At 4.4% of GDP, current account deficit at 9-year high – Times of India

Mumbai: The country’s current account deficit (CAD) widened to a nine-year high of 4.4% in Q2 of FY23 Gross Domestic Product, or $36.4 billion in absolute terms. In terms of value, quarterly scurvy The highest in more than a decade and higher than the $35 billion forecast by economists.
The current account reflects the net position after recording the value of goods and services exports and capital inflows. It has historically been in deficit due to India’s dependence on oil imports. But the Q2 deficit has been exceptionally high due to a jump in oil and commodity prices and a slowdown in exports in the wake of the Ukraine war.
Q2FY23 CAD is almost double from $18.2 billion (2.2% of GDP) in Q1FY23 and almost four times from $9.7 billion (1.3% of GDP) in Q2FY22. The wider CAD is negative for the rupee as it reflects a shortage of foreign exchange. However, the impact on market sentiment is high due to delay in reporting.
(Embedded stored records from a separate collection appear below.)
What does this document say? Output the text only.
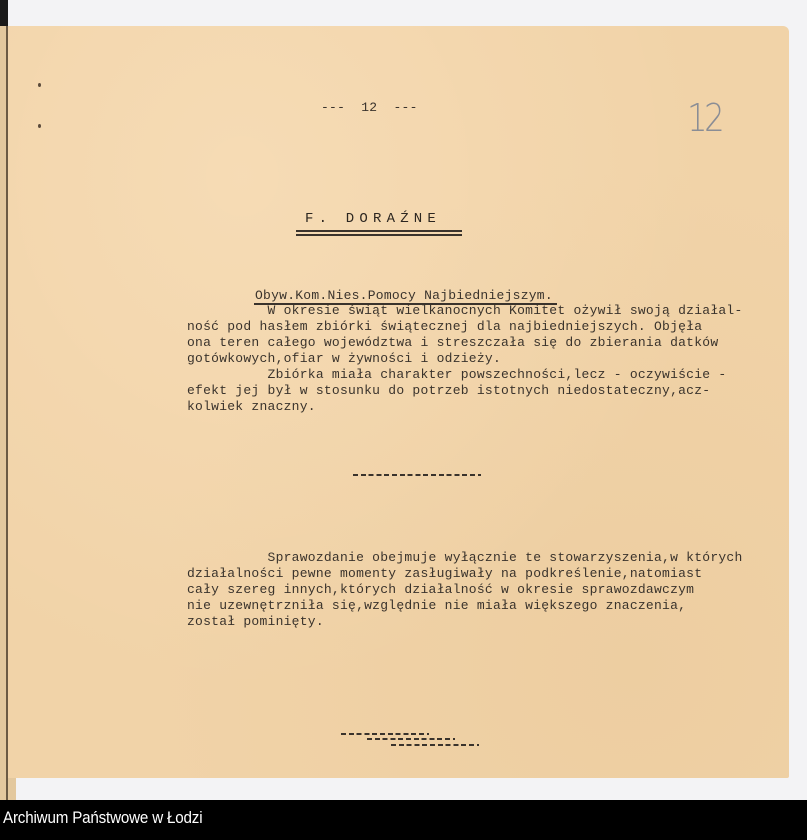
---  12  ---	12
F. DORAŹNE
Obyw.Kom.Nies.Pomocy Najbiedniejszym.
W okresie świąt wielkanocnych Komitet ożywił swoją działal-
ność pod hasłem zbiórki świątecznej dla najbiedniejszych. Objęła
ona teren całego województwa i streszczała się do zbierania datków
gotówkowych,ofiar w żywności i odzieży.
Zbiórka miała charakter powszechności,lecz - oczywiście -
efekt jej był w stosunku do potrzeb istotnych niedostateczny,acz-
kolwiek znaczny.
Sprawozdanie obejmuje wyłącznie te stowarzyszenia,w których
działalności pewne momenty zasługiwały na podkreślenie,natomiast
cały szereg innych,których działalność w okresie sprawozdawczym
nie uzewnętrzniła się,względnie nie miała większego znaczenia,
został pominięty.
Archiwum Państwowe w Łodzi
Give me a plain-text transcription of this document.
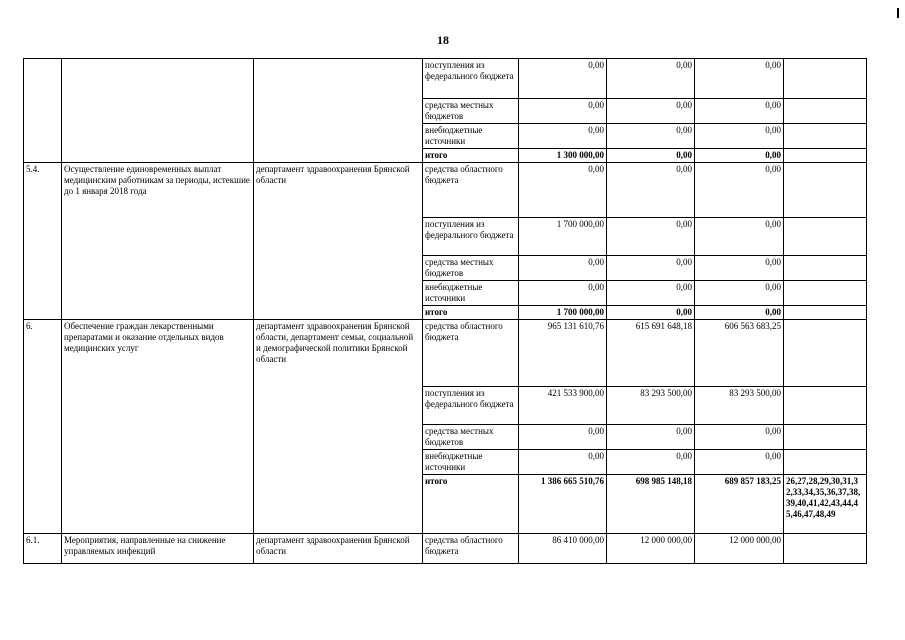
18
			поступления из федерального бюджета	0,00	0,00	0,00	
			средства местных бюджетов	0,00	0,00	0,00	
			внебюджетные источники	0,00	0,00	0,00	
			итого	1 300 000,00	0,00	0,00	
5.4.	Осуществление единовременных выплат медицинским работникам за периоды, истекшие до 1 января 2018 года	департамент здравоохранения Брянской области	средства областного бюджета	0,00	0,00	0,00	
			поступления из федерального бюджета	1 700 000,00	0,00	0,00	
			средства местных бюджетов	0,00	0,00	0,00	
			внебюджетные источники	0,00	0,00	0,00	
			итого	1 700 000,00	0,00	0,00	
6.	Обеспечение граждан лекарственными препаратами и оказание отдельных видов медицинских услуг	департамент здравоохранения Брянской области, департамент семьи, социальной и демографической политики Брянской области	средства областного бюджета	965 131 610,76	615 691 648,18	606 563 683,25	
			поступления из федерального бюджета	421 533 900,00	83 293 500,00	83 293 500,00	
			средства местных бюджетов	0,00	0,00	0,00	
			внебюджетные источники	0,00	0,00	0,00	
			итого	1 386 665 510,76	698 985 148,18	689 857 183,25	26,27,28,29,30,31,32,33,34,35,36,37,38,39,40,41,42,43,44,45,46,47,48,49
6.1.	Мероприятия, направленные на снижение управляемых инфекций	департамент здравоохранения Брянской области	средства областного бюджета	86 410 000,00	12 000 000,00	12 000 000,00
RBI said the widening CAD to $83.5 billion from $63 billion in Q1FY23 was due to widening of trade deficit and increase in net expenditure under investment income.
ICRA Chief Economist Aditi Nair “While it was expected that India’s current account deficit would widen to an all-time high in Q2 of FY2023, the size of the deficit is also at the upper end of our forecast range of $31-34 billion,” said Negative surprises in the merchandise trade deficit and primary income exceed expectations, with a services surplus and secondary income flows higher than expected.” Nair said she remains optimistic that the CAD will narrow to $25-28 billion in the third quarter due to a decline in the average trade deficit in October and November. “We project FY23 CAD at an unattainable $115 billion of GDP.”
According to Madhavi Arora, principal economist at MK Global, the worst is over as far as CAD is concerned as global commodity prices have eased. “We see CAD for FY23 at 3.4% of GDP for the financial year ending March.”